The screenplay by James Gunn and Nicole Perlman, which is based on the comics by Dan Abnett and Andy Lanning, skillfully acquaints this new team of heroes to audiences and the MCU, with each of the Guardians’ introductory scenes giving viewers an idea of who these characters are, while also expanding other ideas of the MCU at the same time. Even with all of the action sequences built into the script, we still get plenty of moments that allow us to grow more familiar with these characters in the still-expanding list of participants in the MCU. Watching these five come together becomes every bit as fun as when we saw the Avengers come together for the first time two years ago.

One of the most unexpected aspects about the film is how the screenwriters involved Thanos in a bigger way than I anticipated. As the main villain of the entire MCU, he’s not just given a cameo that lasts a few seconds, but is given an actual scene with several lines of dialogue.
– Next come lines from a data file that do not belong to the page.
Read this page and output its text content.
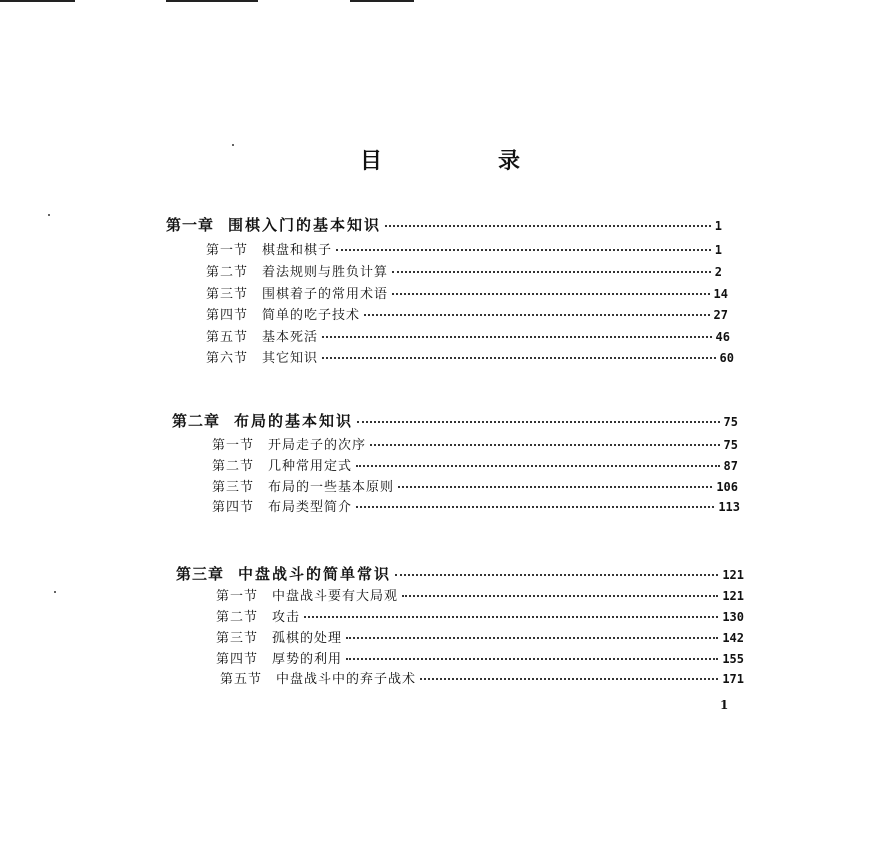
目	录
第一章 围棋入门的基本知识	1
第一节 棋盘和棋子	1
第二节 着法规则与胜负计算	2
第三节 围棋着子的常用术语	14
第四节 简单的吃子技术	27
第五节 基本死活	46
第六节 其它知识	60
第二章 布局的基本知识	75
第一节 开局走子的次序	75
第二节 几种常用定式	87
第三节 布局的一些基本原则	106
第四节 布局类型简介	113
第三章 中盘战斗的简单常识	121
第一节 中盘战斗要有大局观	121
第二节 攻击	130
第三节 孤棋的处理	142
第四节 厚势的利用	155
第五节 中盘战斗中的弃子战术	171
1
Based on what I’ve seen so far of Josh Brolin as Thanos, I’m looking forward to seeing what he does with the character when he returns in the third “Avengers” film.

This is one of the funniest big-budget blockbusters to come along in a while, with jokes and one-liners that actually land because they fit so well with the personalities of the characters. There are even some jokes in the movie that you wouldn’t expect to be in a Marvel film, but they work. Although the humor can become a bit much during the climactic final battle, it still works for a majority of the film.

Marvel Studios continues to surprise me with the adequacy of their choices for directors, just like Jon Favreau with the original “Iron Man,” Kenneth Branagh with the original “Thor,” Joe Johnston with “Captain America: The First Avenger,” and Anthony and Joe Russo for “Captain America: The Winter Soldier.” Now, director Gunn can be added to that roster of successes, as he provides plenty of colorful cosmic visuals without ever letting them dilute the growth of the characters. Gunn embraces the offbeat nature of this mythology, seeing as he has previous experience in dealing with eccentric superheroes, as he wrote and directed the 2010 indie dark-comedy, “Super,” and he carries that interesting strangeness over to “Guardians.”

The Guardians of the Galaxy will not appear in “Age of Ultron,” so we won’t see them again until their own sequel gets released in July 2017. In the meantime, it would be a wise choice to get to know these five heroes and continue to immerse yourself in the abundance of stories that the MCU continues to offer.